Jeffrey Lynn Smith, 46, was convicted in the death of Tammy Dively, a 25-year-old single mother from Casper whose body was found along a roadside.

Prosecutors say Smith hit Dively in the head and ran her over with his truck. They say they found DNA evidence from her body that tied Smith to the crime.

The Supreme Court heard arguments on Smith's appeal Thursday at the Little America Hotel in Cheyenne, site of the annual meeting of the Wyoming State Bar.

Authorities interviewed Smith soon after Dively was found but didn't charge him until 2006. Three years after Dively's death, Smith was arrested for first-degree sexual assault for breaking into the home of a 58-year-old Casper woman and raping her. He pleaded guilty and went to prison until 2001.

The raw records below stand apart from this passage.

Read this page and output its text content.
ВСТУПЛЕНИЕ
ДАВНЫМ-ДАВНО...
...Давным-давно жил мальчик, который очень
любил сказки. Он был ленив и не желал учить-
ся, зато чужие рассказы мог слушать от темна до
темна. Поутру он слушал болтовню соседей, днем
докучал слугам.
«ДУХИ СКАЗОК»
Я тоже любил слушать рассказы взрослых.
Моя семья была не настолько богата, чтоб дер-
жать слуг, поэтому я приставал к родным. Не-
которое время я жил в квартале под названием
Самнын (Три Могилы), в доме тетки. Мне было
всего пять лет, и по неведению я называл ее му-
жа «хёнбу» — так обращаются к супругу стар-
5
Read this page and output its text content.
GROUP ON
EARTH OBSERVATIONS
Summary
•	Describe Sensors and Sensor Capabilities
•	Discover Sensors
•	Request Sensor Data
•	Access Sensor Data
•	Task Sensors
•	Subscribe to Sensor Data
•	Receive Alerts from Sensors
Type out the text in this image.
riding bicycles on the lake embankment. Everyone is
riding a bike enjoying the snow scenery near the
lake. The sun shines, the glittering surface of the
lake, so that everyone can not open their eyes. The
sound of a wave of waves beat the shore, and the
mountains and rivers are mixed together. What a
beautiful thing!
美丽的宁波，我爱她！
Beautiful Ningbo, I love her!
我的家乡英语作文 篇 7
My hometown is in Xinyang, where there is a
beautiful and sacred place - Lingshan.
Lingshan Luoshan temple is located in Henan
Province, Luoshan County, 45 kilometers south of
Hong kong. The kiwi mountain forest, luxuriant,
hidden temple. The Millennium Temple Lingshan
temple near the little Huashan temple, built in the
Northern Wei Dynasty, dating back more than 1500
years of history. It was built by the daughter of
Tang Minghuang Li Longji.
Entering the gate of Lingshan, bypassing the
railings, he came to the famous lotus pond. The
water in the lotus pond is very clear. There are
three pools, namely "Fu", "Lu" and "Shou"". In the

Dively was a native of Bedford, Pa. She worked at the Casper College cafeteria and had lived in Casper for about six years when she was killed. She had a daughter who was 7 years old at the time.

Lawyer Michael H. Reese, representing Smith, argued Thursday that trial judge Keith G. Kautz of Natrona County violated Smith's rights when he limited Smith's original defense lawyer from presenting information about other people police had suspected in the case.

"This is literally a cold case that took 20 years to develop," Reese told the court. Reese said Smith has never confessed in the Dively case and always maintained his innocence.

Reese said the DNA evidence proves only that Smith and Dively had sex, not that he killed her. He argued it violated Smith's constitutional rights for a prosecutor to tell the jury that he had refused to take a DNA test.

"He cannot be compelled to testify against himself, and that's what's happening here," Reese said. He said that if Smith had provided a DNA sample, prosecutors could have used it against him. Reese argued that made it improper for prosecutors to tell the jury that Smith had refused to provide such a sample.

Assistant Attorney General Graham Smith, no relation to the defendant, said Kautz was correct not to allow the jury to hear information about two other men who had been considered suspects. Graham Smith said the statements were unsubstantiated.

Graham Smith told the justices that defendant Smith had repeatedly denied to investigators that he had known Dively.

"Despite his repeated denials of ever having known Ms. Dively, the sperm that was in her body was a positive match to the appellant's," Graham Smith said.

The court will issue a written ruling in the case later.